STRUCTURAL AND ELECTRICAL CHARACTERIZATION OF SILICON NANOPARTICLES PRODUCED USING A LOCALLY FABRICATED MILLING MACHINE

Abstract

Fundamental understanding and relationship between properties of materials and materials dimension particularly in the nanometre range have sparked much interest in material research at nanometre level. In this research work, two types of silicon wafers, a P-type and N-type with <100> orientation, were milled separately to obtain silicon nanoparticles using locally fabricated milling machine. The structure of the milled silicon nanoparticles after 25 hours of milling was investigated using X-ray diffraction to obtain the average particle size or crystallite size. The result shows a structural transformation of the starting single crystalline wafer to a polycrystalline phase nanoparticles. There is no noticeable broad hump which is an indication of an amorphous phase. The average crystallite size obtained using the Scherer’s equation was 81nm which is an indication of grains in the nanometre range.
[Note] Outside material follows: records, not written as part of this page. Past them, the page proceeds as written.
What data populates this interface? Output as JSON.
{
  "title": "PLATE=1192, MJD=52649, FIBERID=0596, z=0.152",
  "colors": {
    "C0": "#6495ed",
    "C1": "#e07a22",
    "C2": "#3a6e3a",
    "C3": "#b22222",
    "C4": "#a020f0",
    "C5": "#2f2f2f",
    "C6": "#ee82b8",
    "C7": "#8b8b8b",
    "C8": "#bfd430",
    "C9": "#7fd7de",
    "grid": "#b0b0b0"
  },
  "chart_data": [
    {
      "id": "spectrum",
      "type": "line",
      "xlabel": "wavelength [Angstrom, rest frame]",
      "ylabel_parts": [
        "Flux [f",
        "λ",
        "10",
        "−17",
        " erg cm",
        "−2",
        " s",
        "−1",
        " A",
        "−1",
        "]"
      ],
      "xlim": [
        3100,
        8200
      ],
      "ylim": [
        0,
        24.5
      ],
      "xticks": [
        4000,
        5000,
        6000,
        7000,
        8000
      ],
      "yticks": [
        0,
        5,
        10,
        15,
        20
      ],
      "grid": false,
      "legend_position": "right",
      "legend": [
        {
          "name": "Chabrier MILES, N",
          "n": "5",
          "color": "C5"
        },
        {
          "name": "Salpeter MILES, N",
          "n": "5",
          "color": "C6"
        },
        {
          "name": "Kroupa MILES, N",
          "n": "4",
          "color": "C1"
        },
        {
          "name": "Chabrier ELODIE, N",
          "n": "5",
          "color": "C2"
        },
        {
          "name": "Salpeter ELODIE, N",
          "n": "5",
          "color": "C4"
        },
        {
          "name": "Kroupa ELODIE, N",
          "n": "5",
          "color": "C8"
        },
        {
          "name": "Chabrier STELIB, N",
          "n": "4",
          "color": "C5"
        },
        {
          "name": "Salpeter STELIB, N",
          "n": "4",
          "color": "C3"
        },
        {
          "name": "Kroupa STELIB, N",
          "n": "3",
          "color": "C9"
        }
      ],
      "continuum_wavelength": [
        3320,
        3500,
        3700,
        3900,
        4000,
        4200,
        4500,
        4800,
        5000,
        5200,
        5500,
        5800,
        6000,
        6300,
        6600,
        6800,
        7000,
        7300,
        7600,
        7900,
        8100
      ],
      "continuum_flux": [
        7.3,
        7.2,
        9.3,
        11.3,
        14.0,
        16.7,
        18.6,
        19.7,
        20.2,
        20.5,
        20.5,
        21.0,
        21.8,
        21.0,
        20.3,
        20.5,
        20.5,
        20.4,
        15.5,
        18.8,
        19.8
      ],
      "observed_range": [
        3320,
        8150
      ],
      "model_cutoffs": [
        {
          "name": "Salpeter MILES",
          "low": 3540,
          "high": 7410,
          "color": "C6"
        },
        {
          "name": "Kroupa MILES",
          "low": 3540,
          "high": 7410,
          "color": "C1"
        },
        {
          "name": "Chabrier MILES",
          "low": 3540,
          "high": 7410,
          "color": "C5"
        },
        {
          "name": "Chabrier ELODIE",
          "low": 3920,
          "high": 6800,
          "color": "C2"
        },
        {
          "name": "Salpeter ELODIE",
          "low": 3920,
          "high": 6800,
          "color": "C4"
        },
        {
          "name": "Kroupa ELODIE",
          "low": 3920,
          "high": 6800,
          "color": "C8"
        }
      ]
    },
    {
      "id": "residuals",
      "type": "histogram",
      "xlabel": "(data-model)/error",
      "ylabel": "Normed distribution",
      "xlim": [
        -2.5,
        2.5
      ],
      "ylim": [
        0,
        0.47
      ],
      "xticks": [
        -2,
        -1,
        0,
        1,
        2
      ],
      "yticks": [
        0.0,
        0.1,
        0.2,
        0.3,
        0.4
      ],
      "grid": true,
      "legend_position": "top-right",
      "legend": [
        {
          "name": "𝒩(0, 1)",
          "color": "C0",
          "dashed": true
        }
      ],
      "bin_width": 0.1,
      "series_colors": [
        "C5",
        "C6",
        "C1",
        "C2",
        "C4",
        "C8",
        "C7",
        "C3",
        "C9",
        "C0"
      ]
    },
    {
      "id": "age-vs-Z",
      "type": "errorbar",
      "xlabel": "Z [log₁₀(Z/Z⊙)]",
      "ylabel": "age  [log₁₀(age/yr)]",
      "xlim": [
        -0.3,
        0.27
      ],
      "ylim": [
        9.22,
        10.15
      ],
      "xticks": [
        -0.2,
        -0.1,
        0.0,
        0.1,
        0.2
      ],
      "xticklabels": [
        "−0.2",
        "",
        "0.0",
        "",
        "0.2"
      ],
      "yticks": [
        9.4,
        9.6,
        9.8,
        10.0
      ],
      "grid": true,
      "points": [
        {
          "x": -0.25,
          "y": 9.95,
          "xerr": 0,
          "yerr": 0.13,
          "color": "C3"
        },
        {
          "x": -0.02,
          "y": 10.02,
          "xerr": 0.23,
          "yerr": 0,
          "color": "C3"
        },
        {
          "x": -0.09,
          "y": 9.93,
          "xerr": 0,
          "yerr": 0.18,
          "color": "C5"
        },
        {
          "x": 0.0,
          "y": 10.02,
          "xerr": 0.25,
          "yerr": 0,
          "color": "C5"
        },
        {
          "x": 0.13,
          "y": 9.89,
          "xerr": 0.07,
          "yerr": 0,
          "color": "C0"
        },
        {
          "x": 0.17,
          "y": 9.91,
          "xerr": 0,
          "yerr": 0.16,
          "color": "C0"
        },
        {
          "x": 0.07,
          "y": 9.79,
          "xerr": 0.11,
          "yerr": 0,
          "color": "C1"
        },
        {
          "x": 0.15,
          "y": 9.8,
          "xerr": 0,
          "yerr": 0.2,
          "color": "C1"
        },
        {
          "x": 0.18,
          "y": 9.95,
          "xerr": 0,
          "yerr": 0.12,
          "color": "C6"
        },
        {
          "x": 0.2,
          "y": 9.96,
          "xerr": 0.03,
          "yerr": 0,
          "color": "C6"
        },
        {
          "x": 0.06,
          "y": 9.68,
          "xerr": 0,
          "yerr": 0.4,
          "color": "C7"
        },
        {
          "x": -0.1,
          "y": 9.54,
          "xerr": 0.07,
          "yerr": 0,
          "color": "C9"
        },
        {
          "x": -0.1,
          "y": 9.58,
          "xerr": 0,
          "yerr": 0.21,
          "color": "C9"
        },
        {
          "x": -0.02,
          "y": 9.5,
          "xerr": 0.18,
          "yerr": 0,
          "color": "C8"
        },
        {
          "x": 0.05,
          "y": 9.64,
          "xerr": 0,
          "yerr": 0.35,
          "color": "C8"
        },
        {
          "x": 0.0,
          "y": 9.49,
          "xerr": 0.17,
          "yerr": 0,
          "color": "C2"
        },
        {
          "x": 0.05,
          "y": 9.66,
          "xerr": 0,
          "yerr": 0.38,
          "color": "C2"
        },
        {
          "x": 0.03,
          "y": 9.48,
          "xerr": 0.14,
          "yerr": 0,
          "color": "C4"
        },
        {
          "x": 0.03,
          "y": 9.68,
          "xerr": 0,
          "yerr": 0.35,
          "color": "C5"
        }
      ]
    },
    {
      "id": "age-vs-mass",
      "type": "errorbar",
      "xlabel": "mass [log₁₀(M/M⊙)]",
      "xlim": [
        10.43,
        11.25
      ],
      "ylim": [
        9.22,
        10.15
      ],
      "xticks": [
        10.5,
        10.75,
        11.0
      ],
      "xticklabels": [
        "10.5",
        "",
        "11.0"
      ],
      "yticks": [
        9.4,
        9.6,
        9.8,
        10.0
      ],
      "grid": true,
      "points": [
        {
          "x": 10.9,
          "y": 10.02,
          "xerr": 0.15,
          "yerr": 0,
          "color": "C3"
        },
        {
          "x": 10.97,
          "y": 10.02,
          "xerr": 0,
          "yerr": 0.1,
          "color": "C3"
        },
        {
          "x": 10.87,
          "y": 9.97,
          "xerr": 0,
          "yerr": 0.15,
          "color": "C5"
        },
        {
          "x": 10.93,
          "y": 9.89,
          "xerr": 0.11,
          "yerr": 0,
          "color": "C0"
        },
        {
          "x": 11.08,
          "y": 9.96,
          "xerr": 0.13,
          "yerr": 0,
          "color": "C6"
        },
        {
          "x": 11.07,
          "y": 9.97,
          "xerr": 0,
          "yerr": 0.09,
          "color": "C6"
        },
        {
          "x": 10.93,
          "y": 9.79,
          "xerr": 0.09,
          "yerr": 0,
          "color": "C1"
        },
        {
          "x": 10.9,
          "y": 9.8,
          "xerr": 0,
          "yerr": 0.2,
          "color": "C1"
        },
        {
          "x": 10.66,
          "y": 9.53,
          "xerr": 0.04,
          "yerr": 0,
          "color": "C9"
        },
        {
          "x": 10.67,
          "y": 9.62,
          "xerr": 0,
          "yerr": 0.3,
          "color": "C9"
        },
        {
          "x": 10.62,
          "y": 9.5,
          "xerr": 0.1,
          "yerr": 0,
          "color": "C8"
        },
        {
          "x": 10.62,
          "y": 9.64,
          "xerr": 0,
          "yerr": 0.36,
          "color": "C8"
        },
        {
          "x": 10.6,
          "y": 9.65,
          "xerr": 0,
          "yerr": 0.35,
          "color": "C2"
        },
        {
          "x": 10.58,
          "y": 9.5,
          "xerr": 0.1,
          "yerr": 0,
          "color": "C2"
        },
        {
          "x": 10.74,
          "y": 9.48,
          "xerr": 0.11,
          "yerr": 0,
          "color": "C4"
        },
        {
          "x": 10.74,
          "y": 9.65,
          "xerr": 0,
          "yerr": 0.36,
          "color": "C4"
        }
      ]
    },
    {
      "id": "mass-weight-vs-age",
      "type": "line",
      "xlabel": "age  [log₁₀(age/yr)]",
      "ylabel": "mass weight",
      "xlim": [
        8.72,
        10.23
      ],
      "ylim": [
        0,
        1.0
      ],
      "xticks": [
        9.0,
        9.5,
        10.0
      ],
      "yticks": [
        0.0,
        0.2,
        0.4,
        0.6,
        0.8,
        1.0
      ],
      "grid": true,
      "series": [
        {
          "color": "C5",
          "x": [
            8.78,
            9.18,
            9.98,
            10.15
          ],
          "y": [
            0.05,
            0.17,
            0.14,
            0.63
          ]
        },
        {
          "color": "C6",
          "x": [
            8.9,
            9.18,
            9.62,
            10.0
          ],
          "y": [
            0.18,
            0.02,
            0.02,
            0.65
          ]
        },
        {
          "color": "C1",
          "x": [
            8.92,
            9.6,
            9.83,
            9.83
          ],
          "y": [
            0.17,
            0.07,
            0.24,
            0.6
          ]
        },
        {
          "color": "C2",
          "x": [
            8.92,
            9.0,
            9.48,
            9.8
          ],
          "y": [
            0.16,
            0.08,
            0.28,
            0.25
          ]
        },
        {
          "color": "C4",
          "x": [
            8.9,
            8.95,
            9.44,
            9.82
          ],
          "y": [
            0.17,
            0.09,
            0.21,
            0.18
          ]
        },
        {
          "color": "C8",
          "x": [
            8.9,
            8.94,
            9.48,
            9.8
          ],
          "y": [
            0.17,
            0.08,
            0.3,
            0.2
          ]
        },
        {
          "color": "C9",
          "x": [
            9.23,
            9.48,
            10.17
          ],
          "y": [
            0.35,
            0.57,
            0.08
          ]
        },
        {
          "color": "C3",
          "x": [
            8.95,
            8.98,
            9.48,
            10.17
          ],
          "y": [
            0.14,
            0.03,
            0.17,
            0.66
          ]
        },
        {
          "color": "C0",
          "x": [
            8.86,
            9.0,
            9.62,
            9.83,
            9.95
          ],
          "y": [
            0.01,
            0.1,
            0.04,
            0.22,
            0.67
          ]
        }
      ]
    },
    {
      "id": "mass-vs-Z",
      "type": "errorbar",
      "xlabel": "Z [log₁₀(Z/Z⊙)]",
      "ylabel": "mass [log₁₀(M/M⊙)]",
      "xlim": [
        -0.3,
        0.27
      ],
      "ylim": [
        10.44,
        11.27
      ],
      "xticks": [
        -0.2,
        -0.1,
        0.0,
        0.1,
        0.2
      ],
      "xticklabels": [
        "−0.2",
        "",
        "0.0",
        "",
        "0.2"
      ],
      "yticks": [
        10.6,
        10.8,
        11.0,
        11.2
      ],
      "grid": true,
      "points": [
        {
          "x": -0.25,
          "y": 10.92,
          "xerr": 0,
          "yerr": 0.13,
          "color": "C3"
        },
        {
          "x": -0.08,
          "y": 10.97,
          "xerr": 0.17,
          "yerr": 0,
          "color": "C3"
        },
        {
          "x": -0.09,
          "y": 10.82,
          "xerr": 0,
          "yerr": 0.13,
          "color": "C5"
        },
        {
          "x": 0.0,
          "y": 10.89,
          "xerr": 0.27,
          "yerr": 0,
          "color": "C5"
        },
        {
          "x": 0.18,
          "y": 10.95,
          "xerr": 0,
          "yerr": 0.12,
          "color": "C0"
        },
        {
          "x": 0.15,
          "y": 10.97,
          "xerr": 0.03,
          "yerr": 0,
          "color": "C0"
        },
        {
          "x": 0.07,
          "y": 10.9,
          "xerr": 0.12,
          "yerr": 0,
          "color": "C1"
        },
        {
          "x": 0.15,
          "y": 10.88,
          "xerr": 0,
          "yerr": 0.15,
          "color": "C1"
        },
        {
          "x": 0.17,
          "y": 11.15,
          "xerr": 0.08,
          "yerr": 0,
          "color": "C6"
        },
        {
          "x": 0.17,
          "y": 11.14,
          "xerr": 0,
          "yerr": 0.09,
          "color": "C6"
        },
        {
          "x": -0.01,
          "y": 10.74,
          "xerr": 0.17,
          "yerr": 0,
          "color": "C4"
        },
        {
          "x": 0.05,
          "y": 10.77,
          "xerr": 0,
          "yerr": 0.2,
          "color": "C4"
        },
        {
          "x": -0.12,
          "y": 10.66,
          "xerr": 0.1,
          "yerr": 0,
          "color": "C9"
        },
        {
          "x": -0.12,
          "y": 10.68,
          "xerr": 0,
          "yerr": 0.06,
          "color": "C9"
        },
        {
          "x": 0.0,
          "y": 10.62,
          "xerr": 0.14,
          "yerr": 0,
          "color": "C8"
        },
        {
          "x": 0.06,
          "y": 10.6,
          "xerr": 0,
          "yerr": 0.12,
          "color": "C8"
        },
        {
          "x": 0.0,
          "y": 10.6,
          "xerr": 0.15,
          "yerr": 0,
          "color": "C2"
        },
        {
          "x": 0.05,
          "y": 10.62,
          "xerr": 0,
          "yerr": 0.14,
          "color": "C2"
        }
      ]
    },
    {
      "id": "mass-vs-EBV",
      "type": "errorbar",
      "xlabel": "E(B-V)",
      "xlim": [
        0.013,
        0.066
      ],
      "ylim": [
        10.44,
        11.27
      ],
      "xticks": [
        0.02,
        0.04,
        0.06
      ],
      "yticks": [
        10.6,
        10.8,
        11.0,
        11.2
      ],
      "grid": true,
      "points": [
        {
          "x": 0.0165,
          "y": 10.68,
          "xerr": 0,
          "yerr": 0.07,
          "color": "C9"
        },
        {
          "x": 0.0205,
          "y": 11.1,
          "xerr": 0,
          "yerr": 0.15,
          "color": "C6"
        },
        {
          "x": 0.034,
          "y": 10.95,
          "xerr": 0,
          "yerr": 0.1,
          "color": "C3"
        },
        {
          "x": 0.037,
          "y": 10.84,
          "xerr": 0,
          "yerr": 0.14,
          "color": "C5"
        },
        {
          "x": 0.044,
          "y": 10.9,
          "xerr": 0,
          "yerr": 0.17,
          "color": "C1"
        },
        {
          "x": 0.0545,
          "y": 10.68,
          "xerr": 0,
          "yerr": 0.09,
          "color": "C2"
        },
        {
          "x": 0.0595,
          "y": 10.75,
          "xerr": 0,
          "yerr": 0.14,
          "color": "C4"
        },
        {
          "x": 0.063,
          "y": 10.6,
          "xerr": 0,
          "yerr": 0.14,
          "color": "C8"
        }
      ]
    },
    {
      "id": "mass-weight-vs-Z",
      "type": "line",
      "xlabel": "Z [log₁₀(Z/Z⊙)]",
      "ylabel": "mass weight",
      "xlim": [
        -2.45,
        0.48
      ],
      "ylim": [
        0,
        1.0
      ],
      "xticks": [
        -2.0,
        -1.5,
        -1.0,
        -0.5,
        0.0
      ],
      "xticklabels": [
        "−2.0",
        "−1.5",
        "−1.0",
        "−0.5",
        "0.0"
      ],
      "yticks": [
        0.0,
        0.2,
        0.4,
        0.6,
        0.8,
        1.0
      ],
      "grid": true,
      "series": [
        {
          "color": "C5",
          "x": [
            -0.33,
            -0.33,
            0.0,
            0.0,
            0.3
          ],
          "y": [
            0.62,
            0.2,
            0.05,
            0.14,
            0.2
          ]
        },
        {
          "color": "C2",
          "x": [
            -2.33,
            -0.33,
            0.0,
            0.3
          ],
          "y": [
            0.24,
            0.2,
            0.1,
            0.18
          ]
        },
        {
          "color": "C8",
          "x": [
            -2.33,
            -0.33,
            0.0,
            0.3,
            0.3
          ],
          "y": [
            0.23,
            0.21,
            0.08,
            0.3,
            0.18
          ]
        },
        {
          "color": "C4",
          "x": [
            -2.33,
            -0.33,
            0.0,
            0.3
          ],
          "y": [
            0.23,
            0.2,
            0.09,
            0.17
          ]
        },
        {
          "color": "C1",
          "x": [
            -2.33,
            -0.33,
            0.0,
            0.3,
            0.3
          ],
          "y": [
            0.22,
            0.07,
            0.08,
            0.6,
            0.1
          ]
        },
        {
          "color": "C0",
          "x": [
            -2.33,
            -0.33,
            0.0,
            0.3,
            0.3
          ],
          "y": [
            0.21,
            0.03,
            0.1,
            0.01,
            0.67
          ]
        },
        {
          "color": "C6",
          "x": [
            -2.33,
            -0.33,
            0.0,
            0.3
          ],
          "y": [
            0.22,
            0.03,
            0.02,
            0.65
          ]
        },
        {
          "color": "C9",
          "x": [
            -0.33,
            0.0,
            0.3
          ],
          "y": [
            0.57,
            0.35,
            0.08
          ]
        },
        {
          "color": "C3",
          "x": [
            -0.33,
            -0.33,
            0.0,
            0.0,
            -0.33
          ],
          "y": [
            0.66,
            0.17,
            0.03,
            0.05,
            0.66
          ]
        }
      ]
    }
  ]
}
The silicon powders produced were then dispersed separately in styrene acrylic binder to form a P-typed and N-typed nanocomposite inks with different ratio of the powder dispersed in the binder. Using the screen printing method, a typical PN layer of the inks was printed on a ceramic substrate to demonstrate a printable solar cell structure. The fabricated solar cells were then characterized using a homemade solar simulator to obtain meaningful transport properties and the effect of light on the extracted parameters.